Grokipedia vs Wikipedia, a Content Divergence Analysis
Click here to view the interactive webpage: https://imnmv.github.io/wikipediavsgrokipedia/index.html
Why
I was curious to see how similar or dissimilar Grokipedia is from Wikipedia. These results do not make claims about the content being better or worse between either platform—simply, how different are they?
Methodology
Data Collection
Full article text scraped from both platforms for 211 topics. Claude Sonnet 4.5 performed initial web scraping on controversial and newsworthy sources. I manually added additional topics that were missing from its initial list.
Embeddings
Each article was encoded using the all-MiniLM-L6-v2 sentence transformer, which creates 384-dimensional vectors. I selected this model based on prior work with BERTopic, where it demonstrated strong performance. Given my need for good contextual awareness, I opted for a transformer-based approach rather than simpler methods like word2vec.
Similarity Measurement
Pairwise cosine similarity was computed between Grokipedia and Wikipedia embeddings for each topic.

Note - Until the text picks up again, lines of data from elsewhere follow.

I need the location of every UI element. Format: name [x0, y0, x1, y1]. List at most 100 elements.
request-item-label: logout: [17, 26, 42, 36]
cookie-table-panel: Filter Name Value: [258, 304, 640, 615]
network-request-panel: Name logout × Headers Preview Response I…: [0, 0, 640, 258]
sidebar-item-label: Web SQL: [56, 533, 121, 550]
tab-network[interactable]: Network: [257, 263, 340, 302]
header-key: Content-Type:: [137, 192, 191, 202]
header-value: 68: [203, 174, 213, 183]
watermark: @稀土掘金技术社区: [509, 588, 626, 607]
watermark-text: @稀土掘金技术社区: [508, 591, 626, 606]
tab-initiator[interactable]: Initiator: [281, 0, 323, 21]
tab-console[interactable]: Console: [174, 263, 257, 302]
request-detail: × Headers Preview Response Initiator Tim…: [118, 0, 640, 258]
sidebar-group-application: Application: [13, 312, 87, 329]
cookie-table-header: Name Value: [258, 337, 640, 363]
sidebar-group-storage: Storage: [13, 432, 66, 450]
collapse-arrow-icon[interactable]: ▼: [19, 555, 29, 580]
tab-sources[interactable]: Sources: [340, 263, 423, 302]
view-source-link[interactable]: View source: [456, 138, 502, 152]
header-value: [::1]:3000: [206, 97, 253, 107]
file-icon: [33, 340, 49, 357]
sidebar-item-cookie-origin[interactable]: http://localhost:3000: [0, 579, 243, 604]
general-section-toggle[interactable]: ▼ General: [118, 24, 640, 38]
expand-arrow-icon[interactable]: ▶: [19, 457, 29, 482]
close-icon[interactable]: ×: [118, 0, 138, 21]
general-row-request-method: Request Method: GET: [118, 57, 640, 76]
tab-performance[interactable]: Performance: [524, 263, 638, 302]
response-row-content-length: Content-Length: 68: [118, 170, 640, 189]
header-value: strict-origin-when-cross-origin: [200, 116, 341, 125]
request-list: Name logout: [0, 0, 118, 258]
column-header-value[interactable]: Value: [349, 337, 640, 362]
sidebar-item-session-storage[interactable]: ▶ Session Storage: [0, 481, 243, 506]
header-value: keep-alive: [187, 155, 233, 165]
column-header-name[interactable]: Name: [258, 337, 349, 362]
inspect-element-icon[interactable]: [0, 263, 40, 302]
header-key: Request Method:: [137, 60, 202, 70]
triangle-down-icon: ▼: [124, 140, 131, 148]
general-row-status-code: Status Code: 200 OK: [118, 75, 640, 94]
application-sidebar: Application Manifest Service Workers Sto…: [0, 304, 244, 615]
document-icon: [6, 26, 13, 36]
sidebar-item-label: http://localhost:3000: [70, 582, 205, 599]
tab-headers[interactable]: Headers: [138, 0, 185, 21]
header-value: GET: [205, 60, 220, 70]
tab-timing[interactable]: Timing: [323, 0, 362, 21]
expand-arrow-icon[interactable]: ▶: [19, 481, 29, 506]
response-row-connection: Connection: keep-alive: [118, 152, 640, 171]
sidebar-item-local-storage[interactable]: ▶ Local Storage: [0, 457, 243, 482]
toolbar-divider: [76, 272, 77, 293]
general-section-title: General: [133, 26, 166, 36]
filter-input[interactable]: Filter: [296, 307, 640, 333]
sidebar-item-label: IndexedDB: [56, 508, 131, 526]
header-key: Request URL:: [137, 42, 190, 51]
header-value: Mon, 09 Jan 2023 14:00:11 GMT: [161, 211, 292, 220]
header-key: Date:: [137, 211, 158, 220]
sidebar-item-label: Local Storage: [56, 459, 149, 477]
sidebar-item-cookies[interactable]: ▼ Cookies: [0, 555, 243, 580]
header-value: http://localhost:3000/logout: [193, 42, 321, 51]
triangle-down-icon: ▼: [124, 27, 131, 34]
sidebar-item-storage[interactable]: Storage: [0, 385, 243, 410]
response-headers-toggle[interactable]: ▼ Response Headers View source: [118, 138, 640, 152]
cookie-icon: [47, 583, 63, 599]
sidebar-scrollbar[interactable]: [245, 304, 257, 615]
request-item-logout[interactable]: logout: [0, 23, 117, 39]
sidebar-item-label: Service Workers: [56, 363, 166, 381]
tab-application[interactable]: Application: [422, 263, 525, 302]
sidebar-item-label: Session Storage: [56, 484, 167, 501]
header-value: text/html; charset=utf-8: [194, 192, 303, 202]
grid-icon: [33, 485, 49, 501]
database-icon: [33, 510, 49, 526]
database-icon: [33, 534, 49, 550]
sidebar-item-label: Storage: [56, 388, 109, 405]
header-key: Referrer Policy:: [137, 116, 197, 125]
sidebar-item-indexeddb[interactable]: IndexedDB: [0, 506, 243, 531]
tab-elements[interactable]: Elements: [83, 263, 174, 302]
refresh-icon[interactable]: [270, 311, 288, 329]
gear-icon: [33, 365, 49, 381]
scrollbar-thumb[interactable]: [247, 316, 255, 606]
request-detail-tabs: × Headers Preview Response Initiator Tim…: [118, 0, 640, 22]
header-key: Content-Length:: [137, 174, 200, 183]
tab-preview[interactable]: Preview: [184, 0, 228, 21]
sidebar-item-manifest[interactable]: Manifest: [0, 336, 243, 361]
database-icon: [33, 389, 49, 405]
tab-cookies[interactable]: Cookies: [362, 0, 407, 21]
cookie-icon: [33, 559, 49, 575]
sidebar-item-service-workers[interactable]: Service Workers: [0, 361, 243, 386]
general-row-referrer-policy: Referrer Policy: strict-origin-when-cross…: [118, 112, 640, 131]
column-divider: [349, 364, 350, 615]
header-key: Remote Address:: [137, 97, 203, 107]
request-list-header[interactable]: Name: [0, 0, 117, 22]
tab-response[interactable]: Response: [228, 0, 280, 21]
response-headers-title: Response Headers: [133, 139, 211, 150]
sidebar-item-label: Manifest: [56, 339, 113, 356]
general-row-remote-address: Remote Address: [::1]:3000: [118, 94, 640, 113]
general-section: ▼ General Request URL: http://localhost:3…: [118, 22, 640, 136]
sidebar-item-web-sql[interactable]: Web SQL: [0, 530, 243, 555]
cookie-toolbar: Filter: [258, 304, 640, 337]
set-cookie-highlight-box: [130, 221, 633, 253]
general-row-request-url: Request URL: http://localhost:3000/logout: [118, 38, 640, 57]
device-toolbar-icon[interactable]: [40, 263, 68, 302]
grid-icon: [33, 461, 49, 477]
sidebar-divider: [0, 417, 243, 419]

- Range: 0 (completely different) to 1 (identical)
- Interpretation: Higher values indicate greater semantic alignment
Visualization
UMAP dimensionality reduction projects the 384-dimensional embeddings into 2D space for visualization.
Parameters:
n_neighbors = 15min_dist = 0.1metric = "cosine"
Points are colored by similarity score (red = divergent, green = similar).
Visual distance reflects thematic clustering; color indicates content similarity. A topic pair can be spatially close (similar theme) but different in color (different coverage).